# Process Patterns

Resilient workflow patterns for multi-step, multi-agent task execution. Use these patterns when designing workflows that must handle failures gracefully, coordinate parallel work, and maintain consistency across distributed operations.

## Saga Pattern

Sagas manage long-running, multi-step processes where each step can be compensated (undone) if a later step fails.

### Orchestration (Central Coordinator)

A single coordinator directs each step and decides what to do on failure.

```
Coordinator
  ├─ Step 1: Reserve inventory  → Compensate: Release inventory
  ├─ Step 2: Charge payment     → Compensate: Refund payment
  ├─ Step 3: Ship order          → Compensate: Cancel shipment
  └─ Step 4: Send confirmation   → Compensate: Send cancellation
```

**When to use:**
- Clear sequential dependencies between steps
- Central visibility into workflow state is required
- You need deterministic retry and compensation ordering

**Trade-offs:**
- Single point of failure at the coordinator
- Easier to reason about and debug
- Coordinator must be durable (persist state across restarts)

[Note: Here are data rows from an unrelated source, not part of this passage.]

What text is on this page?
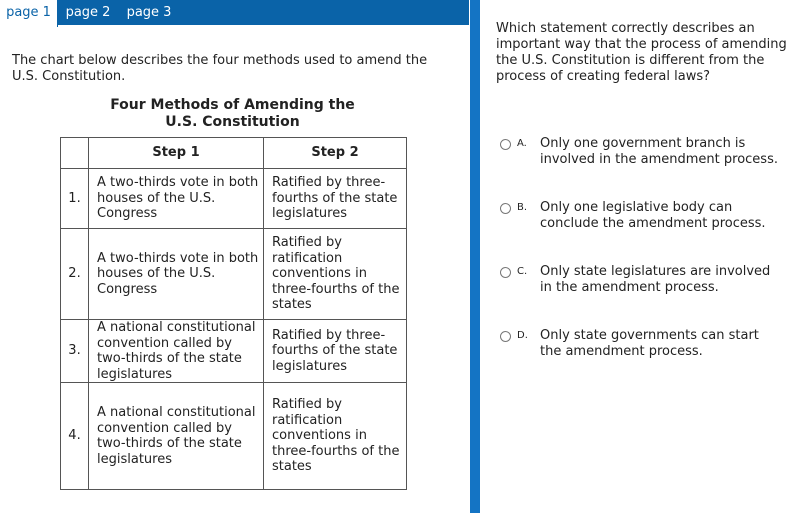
page 1	page 2	page 3
The chart below describes the four methods used to amend the U.S. Constitution.
Four Methods of Amending the
U.S. Constitution
	Step 1	Step 2
1.	A two-thirds vote in both houses of the U.S. Congress	Ratified by three-fourths of the state legislatures
2.	A two-thirds vote in both houses of the U.S. Congress	Ratified by ratification conventions in three-fourths of the states
3.	A national constitutional convention called by two-thirds of the state legislatures	Ratified by three-fourths of the state legislatures
4.	A national constitutional convention called by two-thirds of the state legislatures	Ratified by ratification conventions in three-fourths of the states
Which statement correctly describes an important way that the process of amending the U.S. Constitution is different from the process of creating federal laws?
A. Only one government branch is involved in the amendment process.
B. Only one legislative body can conclude the amendment process.
C. Only state legislatures are involved in the amendment process.
D. Only state governments can start the amendment process.
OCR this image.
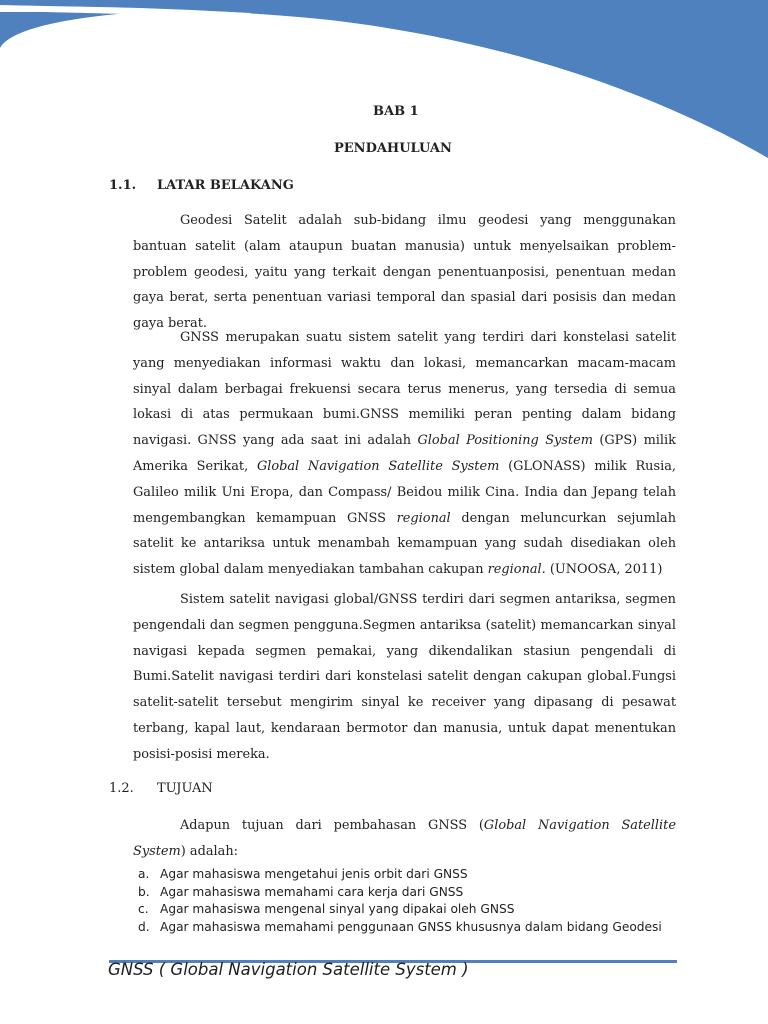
BAB 1
PENDAHULUAN
1.1. LATAR BELAKANG

Geodesi Satelit adalah sub-bidang ilmu geodesi yang menggunakan bantuan satelit (alam ataupun buatan manusia) untuk menyelsaikan problem-problem geodesi, yaitu yang terkait dengan penentuanposisi, penentuan medan gaya berat, serta penentuan variasi temporal dan spasial dari posisis dan medan gaya berat.

GNSS merupakan suatu sistem satelit yang terdiri dari konstelasi satelit yang menyediakan informasi waktu dan lokasi, memancarkan macam-macam sinyal dalam berbagai frekuensi secara terus menerus, yang tersedia di semua lokasi di atas permukaan bumi.GNSS memiliki peran penting dalam bidang navigasi. GNSS yang ada saat ini adalah Global Positioning System (GPS) milik Amerika Serikat, Global Navigation Satellite System (GLONASS) milik Rusia, Galileo milik Uni Eropa, dan Compass/ Beidou milik Cina. India dan Jepang telah mengembangkan kemampuan GNSS regional dengan meluncurkan sejumlah satelit ke antariksa untuk menambah kemampuan yang sudah disediakan oleh sistem global dalam menyediakan tambahan cakupan regional. (UNOOSA, 2011)

Sistem satelit navigasi global/GNSS terdiri dari segmen antariksa, segmen pengendali dan segmen pengguna.Segmen antariksa (satelit) memancarkan sinyal navigasi kepada segmen pemakai, yang dikendalikan stasiun pengendali di Bumi.Satelit navigasi terdiri dari konstelasi satelit dengan cakupan global.Fungsi satelit-satelit tersebut mengirim sinyal ke receiver yang dipasang di pesawat terbang, kapal laut, kendaraan bermotor dan manusia, untuk dapat menentukan posisi-posisi mereka.

1.2. TUJUAN

Adapun tujuan dari pembahasan GNSS (Global Navigation Satellite System) adalah:

a. Agar mahasiswa mengetahui jenis orbit dari GNSS
b. Agar mahasiswa memahami cara kerja dari GNSS
c. Agar mahasiswa mengenal sinyal yang dipakai oleh GNSS
d. Agar mahasiswa memahami penggunaan GNSS khususnya dalam bidang Geodesi
GNSS ( Global Navigation Satellite System )
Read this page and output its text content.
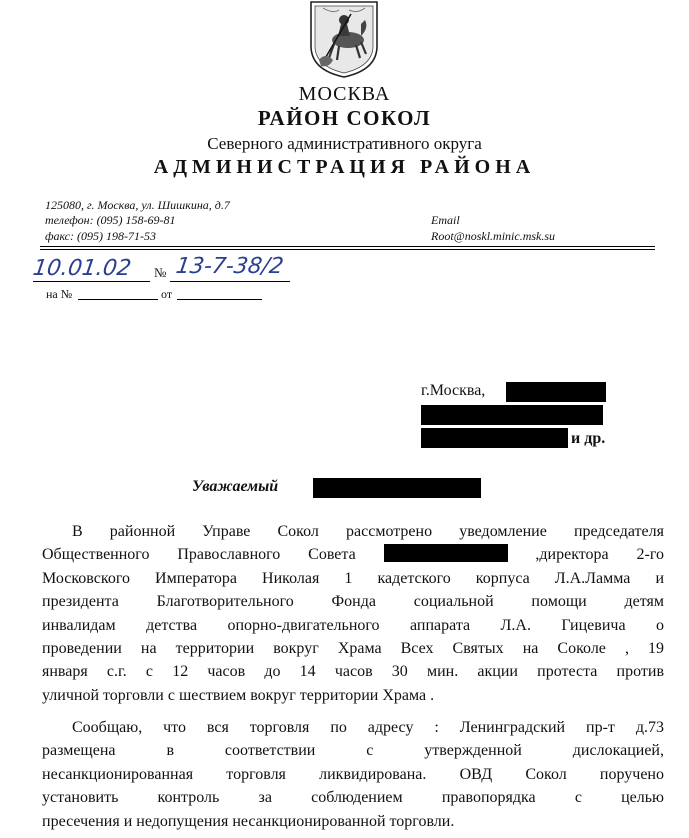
МОСКВА
РАЙОН СОКОЛ
Северного административного округа
АДМИНИСТРАЦИЯ РАЙОНА
125080, г. Москва, ул. Шишкина, д.7
телефон: (095) 158-69-81
факс: (095) 198-71-53
Email
Root@noskl.minic.msk.su
10.01.02 № 13-7-38/2
на №	от
г.Москва,
и др.
Уважаемый

В районной Управе Сокол рассмотрено уведомление председателя

Общественного Православного Совета	,директора 2-го

Московского Императора Николая 1 кадетского корпуса Л.А.Ламма и

президента Благотворительного Фонда социальной помощи детям

инвалидам детства опорно-двигательного аппарата Л.А. Гицевича о

проведении на территории вокруг Храма Всех Святых на Соколе , 19

января с.г. с 12 часов до 14 часов 30 мин. акции протеста против

уличной торговли с шествием вокруг территории Храма .

Сообщаю, что вся торговля по адресу : Ленинградский пр-т д.73

размещена в соответствии с утвержденной дислокацией,

несанкционированная торговля ликвидирована. ОВД Сокол поручено

установить контроль за соблюдением правопорядка с целью

пресечения и недопущения несанкционированной торговли.
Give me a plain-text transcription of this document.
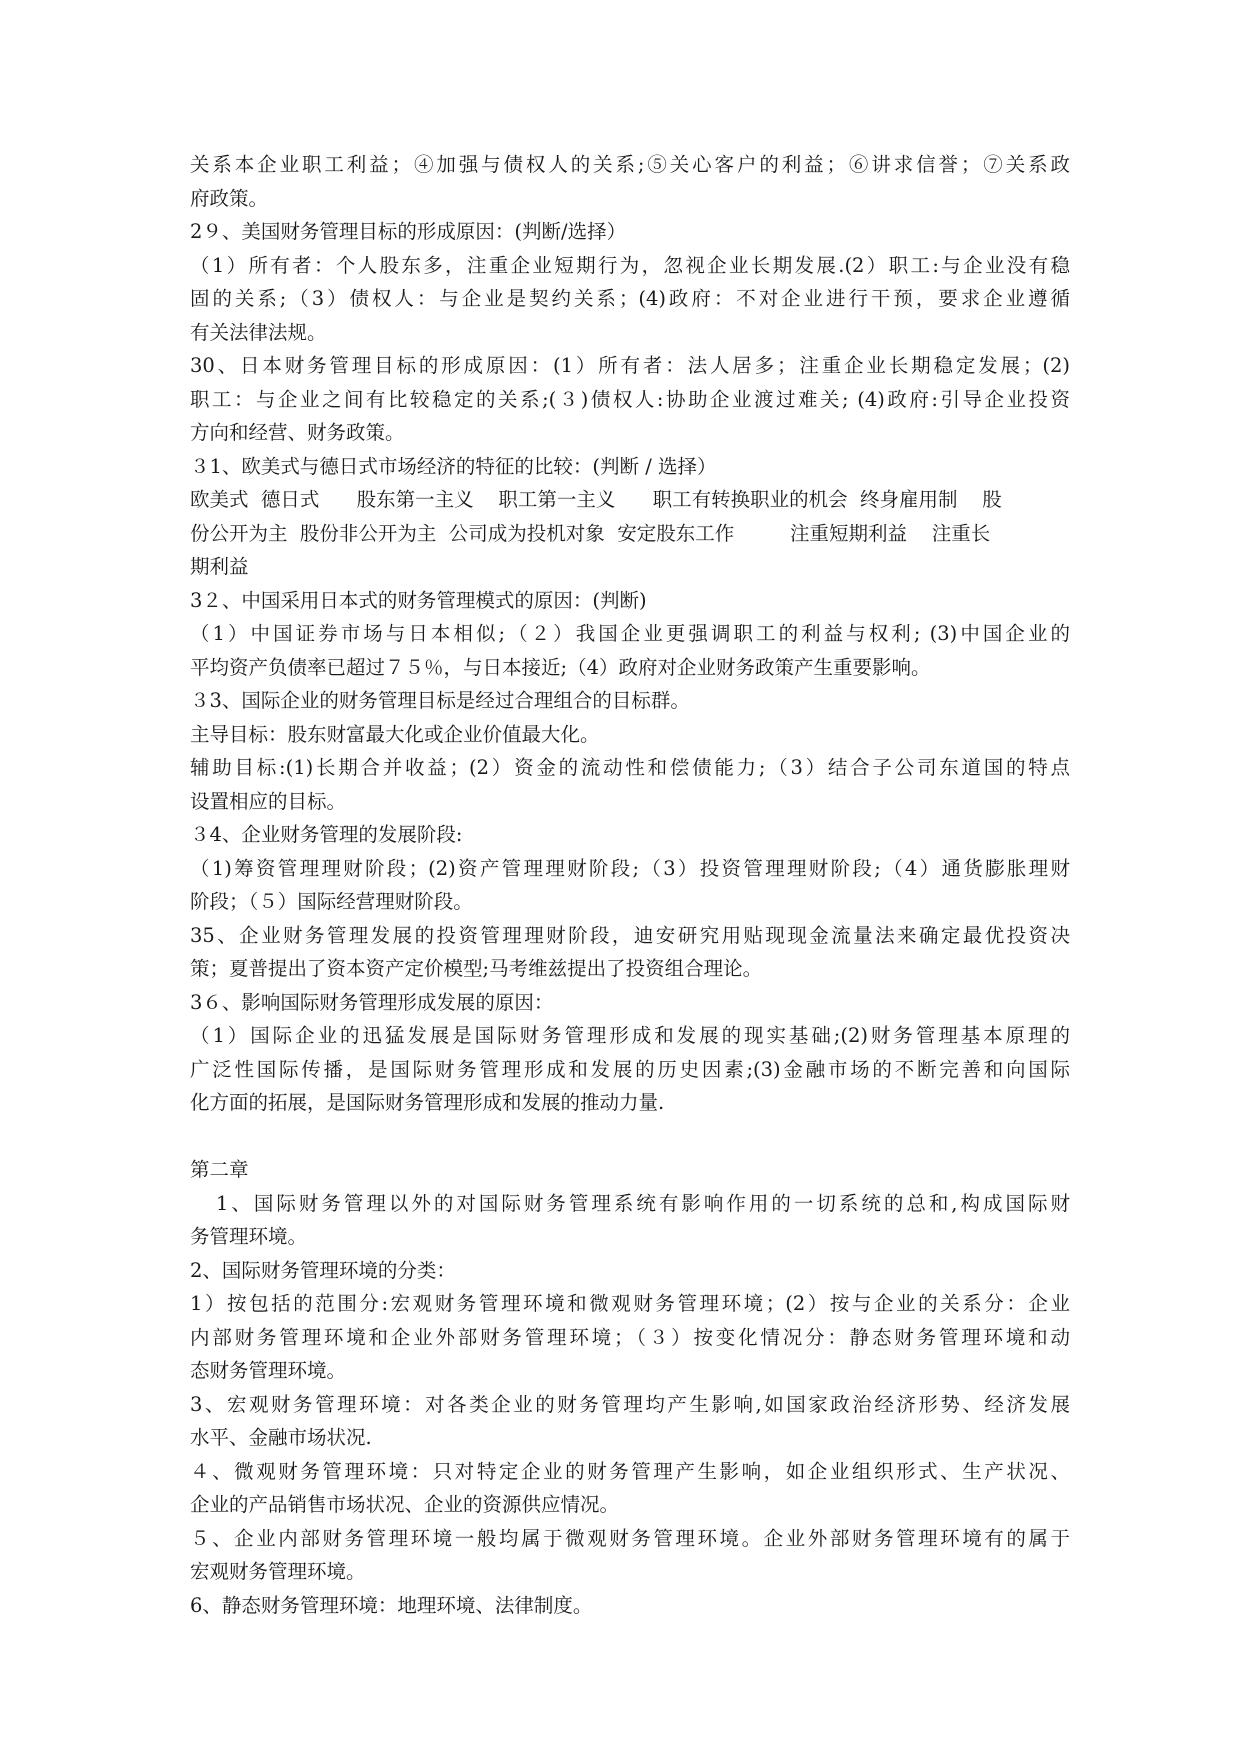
关系本企业职工利益；④加强与债权人的关系;⑤关心客户的利益；⑥讲求信誉；⑦关系政
府政策。
2９、美国财务管理目标的形成原因：(判断/选择）
（1）所有者：个人股东多，注重企业短期行为，忽视企业长期发展.(2）职工:与企业没有稳
固的关系;（3）债权人：与企业是契约关系；(4)政府：不对企业进行干预，要求企业遵循
有关法律法规。
30、日本财务管理目标的形成原因：(1）所有者：法人居多；注重企业长期稳定发展；(2)
职工：与企业之间有比较稳定的关系;(３)债权人:协助企业渡过难关; (4)政府:引导企业投资
方向和经营、财务政策。
３1、欧美式与德日式市场经济的特征的比较：(判断 / 选择）
欧美式  德日式      股东第一主义    职工第一主义      职工有转换职业的机会  终身雇用制    股
份公开为主  股份非公开为主  公司成为投机对象  安定股东工作         注重短期利益    注重长
期利益
3２、中国采用日本式的财务管理模式的原因：(判断)
（1）中国证券市场与日本相似;（２）我国企业更强调职工的利益与权利; (3)中国企业的
平均资产负债率已超过７５％，与日本接近;（4）政府对企业财务政策产生重要影响。
３3、国际企业的财务管理目标是经过合理组合的目标群。
主导目标：股东财富最大化或企业价值最大化。
辅助目标:(1)长期合并收益；(2）资金的流动性和偿债能力;（3）结合子公司东道国的特点
设置相应的目标。
３4、企业财务管理的发展阶段:
（1)筹资管理理财阶段；(2)资产管理理财阶段;（3）投资管理理财阶段;（4）通货膨胀理财
阶段；（５）国际经营理财阶段。
35、企业财务管理发展的投资管理理财阶段，迪安研究用贴现现金流量法来确定最优投资决
策；夏普提出了资本资产定价模型;马考维兹提出了投资组合理论。
3６、影响国际财务管理形成发展的原因：
（1）国际企业的迅猛发展是国际财务管理形成和发展的现实基础;(2)财务管理基本原理的
广泛性国际传播，是国际财务管理形成和发展的历史因素;(3)金融市场的不断完善和向国际
化方面的拓展，是国际财务管理形成和发展的推动力量.
第二章
1、国际财务管理以外的对国际财务管理系统有影响作用的一切系统的总和,构成国际财
务管理环境。
2、国际财务管理环境的分类：
1）按包括的范围分:宏观财务管理环境和微观财务管理环境；(2）按与企业的关系分：企业
内部财务管理环境和企业外部财务管理环境；（３）按变化情况分：静态财务管理环境和动
态财务管理环境。
3、宏观财务管理环境：对各类企业的财务管理均产生影响,如国家政治经济形势、经济发展
水平、金融市场状况.
４、微观财务管理环境：只对特定企业的财务管理产生影响，如企业组织形式、生产状况、
企业的产品销售市场状况、企业的资源供应情况。
５、企业内部财务管理环境一般均属于微观财务管理环境。企业外部财务管理环境有的属于
宏观财务管理环境。
6、静态财务管理环境：地理环境、法律制度。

### Choreography (Event-Driven)

Each participant listens for events and acts independently. No central coordinator.

```
InventoryService  ──(InventoryReserved)──►  PaymentService
PaymentService    ──(PaymentCharged)──────►  ShippingService
ShippingService   ──(OrderShipped)────────►  NotificationService
```

**When to use:**
- Loosely coupled services with independent lifecycles
- High throughput where central coordination is a bottleneck
- Teams own their own services end-to-end

**Trade-offs:**
- Harder to trace and debug across services
- Risk of implicit coupling through event schemas
- Compensation logic is distributed and harder to verify

### Decision Checklist

- [ ] Are steps strictly sequential? → Orchestration
- [ ] Do services need independent scaling? → Choreography
- [ ] Is end-to-end visibility critical? → Orchestration
- [ ] Are teams autonomous with separate deploy cycles? → Choreography
- [ ] Is the failure/compensation logic complex? → Orchestration

## Compensation and Rollback Strategies

### Compensation Design Principles

1. **Every forward step gets a compensating action** defined at design time
2. **Compensations run in reverse order** of the original steps
3. **Compensations must be idempotent** (safe to retry)
4. **Semantic undo, not literal undo** -- refunding a charge is not the same as never charging

### Compensation Table Template

| Step | Forward Action | Compensation | Idempotent? | Notes |
|------|---------------|--------------|-------------|-------|
| 1 | Create order record | Mark order cancelled | Yes | Soft delete, never hard delete |
| 2 | Reserve inventory | Release reservation | Yes | Check reservation exists first |
| 3 | Charge payment | Issue refund | Yes | Use idempotency key |
| 4 | Send notification | Send correction notice | Yes | Append-only |

### Rollback Strategies

**Immediate rollback:** Compensate all completed steps as soon as any step fails. Best for atomic-feeling operations.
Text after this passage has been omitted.